Now, the studies themselves are not inaccurate when you consider how they were conducted. The real culprit is the system that was used to produce the studies; a system that was incorrect to begin with. Researchers are now looking for accurate yet simple methods for determining overall health.

One of the metrics that might be used in the future which seems to be much more accurate is waist size. Early studies have shown that a man with normal BMI but with fat around his midsection had a much higher risk of mortality than a man who was obese according to BMI. All of this stems from the fact that BMI is based on height and weight. It does not take body fat into consideration at all. And the thing that is most connected to health issues is, in fact, body fat. There is no apparent reason why fat in the midsection is so important as an indicator of health.

There are many ways to determine someone’s degree of health. Indicators like cholesterol levels and insulin resistance are all great, but doctors tend to use BMI as it seems like a shortcut. But it is not, and these indicators show us just how wrong using BMI is.

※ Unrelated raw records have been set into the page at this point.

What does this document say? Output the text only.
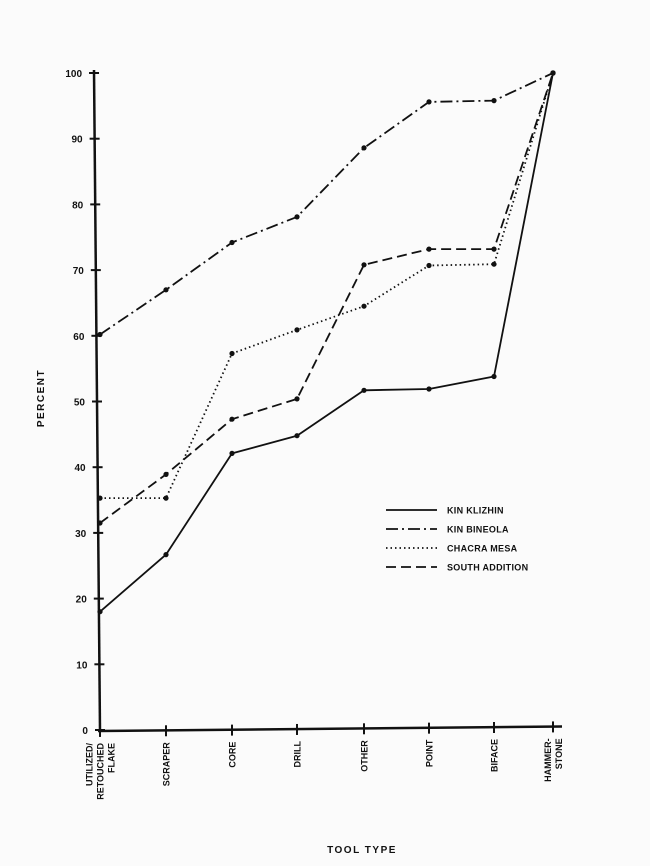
0
10
20
30
40
50
60
70
80
90
100
UTILIZED/ RETOUCHED FLAKE	SCRAPER	CORE	DRILL	OTHER	POINT	BIFACE	HAMMER- STONE
PERCENT
TOOL TYPE
KIN KLIZHIN
KIN BINEOLA
CHACRA MESA
SOUTH ADDITION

This even allows insurance companies to charge obese people more money for insurance, even in cases where, metabolically speaking, the individual in question is healthier than some people with normal body weight. BMI is such a terrible metric that it might also show that a disciplined weightlifter with a sorted out diet has the same BMI as an obese person or a skinny person that does not exercise and has a beer gut. That is how absurd BMI measurements can be.

For now, the most accurate way to determine whether someone is obese or not is by using computed tomography. The issue is that the procedure is expensive and time-consuming. Using the waist to hip ratio method is almost equally as good but far less costly. So there are methods available, doctors just need to start adopting them.